Proteome mining of Yersinia Enterocolitica for drug targets and computational inhibitor identification with ADMET, anti-inflammation potential and formulation characteristics.

Yersinia enterocolitica infection can manifest as self-limiting gastroenteritis and may lead to more severe conditions, such as mesenteric lymphadenitis, reactive arthritis, or rare systemic infections. Fluoroquinolones and third-generation cephalosporins are the most effective treatment options but tetracyclines and co-trimoxazole effectiveness may vary based on resistance patterns. To explore new therapeutic options in case of antibiotic resistance, we initially mined drug targets from the Yersinia enterocolitica proteome using a subtractive proteomics approach.

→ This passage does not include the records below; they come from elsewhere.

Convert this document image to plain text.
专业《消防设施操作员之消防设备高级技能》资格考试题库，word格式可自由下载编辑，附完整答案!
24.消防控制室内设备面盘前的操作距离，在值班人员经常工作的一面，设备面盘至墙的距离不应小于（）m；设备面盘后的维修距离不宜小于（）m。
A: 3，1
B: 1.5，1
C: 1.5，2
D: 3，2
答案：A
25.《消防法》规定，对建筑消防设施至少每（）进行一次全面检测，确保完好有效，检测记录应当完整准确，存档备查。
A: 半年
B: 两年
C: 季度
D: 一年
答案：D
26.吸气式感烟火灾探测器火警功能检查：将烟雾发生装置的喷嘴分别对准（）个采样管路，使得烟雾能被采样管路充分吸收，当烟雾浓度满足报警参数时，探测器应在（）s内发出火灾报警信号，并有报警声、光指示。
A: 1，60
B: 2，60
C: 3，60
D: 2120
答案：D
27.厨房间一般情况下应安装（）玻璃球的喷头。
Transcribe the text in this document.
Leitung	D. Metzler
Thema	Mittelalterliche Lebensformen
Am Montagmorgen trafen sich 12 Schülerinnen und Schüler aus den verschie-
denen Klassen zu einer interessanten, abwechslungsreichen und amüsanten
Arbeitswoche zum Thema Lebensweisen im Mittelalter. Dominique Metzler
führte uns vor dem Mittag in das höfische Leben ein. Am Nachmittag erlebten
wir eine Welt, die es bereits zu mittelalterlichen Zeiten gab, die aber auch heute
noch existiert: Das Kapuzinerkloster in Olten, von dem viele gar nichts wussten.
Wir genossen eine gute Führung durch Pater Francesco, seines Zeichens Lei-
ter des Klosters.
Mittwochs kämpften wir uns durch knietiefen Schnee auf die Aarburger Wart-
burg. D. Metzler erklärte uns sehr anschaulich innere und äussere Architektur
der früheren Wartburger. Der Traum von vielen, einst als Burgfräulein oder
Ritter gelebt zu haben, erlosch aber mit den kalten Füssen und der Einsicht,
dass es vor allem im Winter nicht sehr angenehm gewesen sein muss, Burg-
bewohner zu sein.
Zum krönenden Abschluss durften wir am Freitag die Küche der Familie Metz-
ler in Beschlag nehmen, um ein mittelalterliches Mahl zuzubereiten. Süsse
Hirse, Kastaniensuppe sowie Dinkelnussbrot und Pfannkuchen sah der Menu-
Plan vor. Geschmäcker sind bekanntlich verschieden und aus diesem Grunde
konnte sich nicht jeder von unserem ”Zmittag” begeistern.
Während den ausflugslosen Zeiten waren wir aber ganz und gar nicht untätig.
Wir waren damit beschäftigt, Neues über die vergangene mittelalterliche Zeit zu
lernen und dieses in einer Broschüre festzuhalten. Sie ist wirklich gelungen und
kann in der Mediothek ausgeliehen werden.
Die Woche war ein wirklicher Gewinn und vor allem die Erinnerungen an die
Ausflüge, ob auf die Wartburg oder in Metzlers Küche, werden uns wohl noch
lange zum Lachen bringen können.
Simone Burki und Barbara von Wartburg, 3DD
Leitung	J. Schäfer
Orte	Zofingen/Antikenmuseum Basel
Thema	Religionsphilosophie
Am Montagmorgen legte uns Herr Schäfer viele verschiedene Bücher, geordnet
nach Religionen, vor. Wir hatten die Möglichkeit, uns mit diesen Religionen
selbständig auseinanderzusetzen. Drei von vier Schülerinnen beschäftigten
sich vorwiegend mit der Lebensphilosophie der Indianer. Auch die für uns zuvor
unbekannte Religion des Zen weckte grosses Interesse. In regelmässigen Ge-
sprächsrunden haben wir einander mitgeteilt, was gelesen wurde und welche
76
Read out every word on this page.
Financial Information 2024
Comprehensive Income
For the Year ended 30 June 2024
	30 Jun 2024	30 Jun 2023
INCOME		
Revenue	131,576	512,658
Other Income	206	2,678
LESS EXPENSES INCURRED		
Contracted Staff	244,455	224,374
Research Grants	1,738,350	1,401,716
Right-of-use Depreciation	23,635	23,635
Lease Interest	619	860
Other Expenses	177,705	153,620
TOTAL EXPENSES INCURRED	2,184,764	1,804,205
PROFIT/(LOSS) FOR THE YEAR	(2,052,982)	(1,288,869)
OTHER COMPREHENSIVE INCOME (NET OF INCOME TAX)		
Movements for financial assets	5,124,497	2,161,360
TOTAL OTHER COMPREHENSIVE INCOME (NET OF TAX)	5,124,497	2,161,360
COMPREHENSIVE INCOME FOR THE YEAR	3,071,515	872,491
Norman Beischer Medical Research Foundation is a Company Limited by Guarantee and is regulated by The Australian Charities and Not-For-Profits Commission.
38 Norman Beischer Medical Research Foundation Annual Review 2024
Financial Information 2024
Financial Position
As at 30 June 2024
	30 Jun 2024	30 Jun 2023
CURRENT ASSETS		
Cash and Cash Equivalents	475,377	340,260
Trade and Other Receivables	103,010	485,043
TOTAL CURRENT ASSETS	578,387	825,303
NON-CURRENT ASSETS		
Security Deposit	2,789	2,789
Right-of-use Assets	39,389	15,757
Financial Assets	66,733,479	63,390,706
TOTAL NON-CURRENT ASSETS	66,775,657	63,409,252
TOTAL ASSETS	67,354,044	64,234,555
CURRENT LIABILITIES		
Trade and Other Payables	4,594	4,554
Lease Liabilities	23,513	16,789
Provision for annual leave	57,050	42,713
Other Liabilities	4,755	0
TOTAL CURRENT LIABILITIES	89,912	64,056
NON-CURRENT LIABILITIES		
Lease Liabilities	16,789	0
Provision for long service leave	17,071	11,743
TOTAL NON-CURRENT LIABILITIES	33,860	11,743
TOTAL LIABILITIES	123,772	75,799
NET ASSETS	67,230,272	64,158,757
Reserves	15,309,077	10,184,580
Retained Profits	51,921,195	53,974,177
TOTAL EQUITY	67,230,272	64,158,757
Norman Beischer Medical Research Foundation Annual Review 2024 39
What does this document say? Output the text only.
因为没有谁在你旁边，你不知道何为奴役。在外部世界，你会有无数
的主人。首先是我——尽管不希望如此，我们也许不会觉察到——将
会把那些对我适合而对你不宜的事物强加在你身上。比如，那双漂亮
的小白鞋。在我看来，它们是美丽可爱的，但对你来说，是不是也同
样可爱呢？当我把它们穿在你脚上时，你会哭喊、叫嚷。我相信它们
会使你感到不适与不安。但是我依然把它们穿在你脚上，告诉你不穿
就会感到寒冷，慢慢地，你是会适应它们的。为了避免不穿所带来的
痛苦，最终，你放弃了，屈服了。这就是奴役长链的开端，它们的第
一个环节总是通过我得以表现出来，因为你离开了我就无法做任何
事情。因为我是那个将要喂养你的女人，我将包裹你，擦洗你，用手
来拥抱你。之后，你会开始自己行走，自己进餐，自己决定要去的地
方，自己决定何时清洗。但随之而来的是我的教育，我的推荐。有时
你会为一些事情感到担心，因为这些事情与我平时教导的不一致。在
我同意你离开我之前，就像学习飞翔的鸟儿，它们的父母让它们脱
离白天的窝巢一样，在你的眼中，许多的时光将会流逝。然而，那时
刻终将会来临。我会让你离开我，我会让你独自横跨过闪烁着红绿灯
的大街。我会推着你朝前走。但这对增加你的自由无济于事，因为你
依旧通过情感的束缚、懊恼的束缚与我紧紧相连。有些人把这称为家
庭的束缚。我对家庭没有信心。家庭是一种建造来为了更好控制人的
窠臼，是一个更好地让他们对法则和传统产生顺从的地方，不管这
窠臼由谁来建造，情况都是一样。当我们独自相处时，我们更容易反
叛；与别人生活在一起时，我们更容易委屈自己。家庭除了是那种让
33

Subsequently, we repurposed FDA approved & Traditional Chinese Medicinal (TCM) compounds against its cell wall synthesis mechanism by targeting DD-transpeptidase. DrugRep screening prioritized FDA-approved hits (Digitoxin, Irinotecan, Acetyldigitoxin; ≤ -9.4 kcal/mol) and TCM hits (Vaccarin, Narirutin, Hinokiflavone; ≤ -9.5 kcal/mol). Machine learning-based validation identified Hinokiflavone and Acetyldigitoxin as most potent binders. Molecular dynamics simulations (100 ns) revealed RMSD values < 1 nm for all complexes, indicating stable binding. ADMET profiling predicted all compounds as non-allergenic and TCM compounds having poor absorption. SBE-β-cyclodextrin coupling with FormulationAI showed improved compound solubility and oral bioavailability. InflamNat predicted strong anti-inflammatory potential for Hinokiflavone, highlighting its dual role in antibacterial and host-directed immunomodulatory activity. These computational insights mark an initial step in drug discovery, prompting comprehensive testing of prioritized compounds against Yersinia enterocolitica.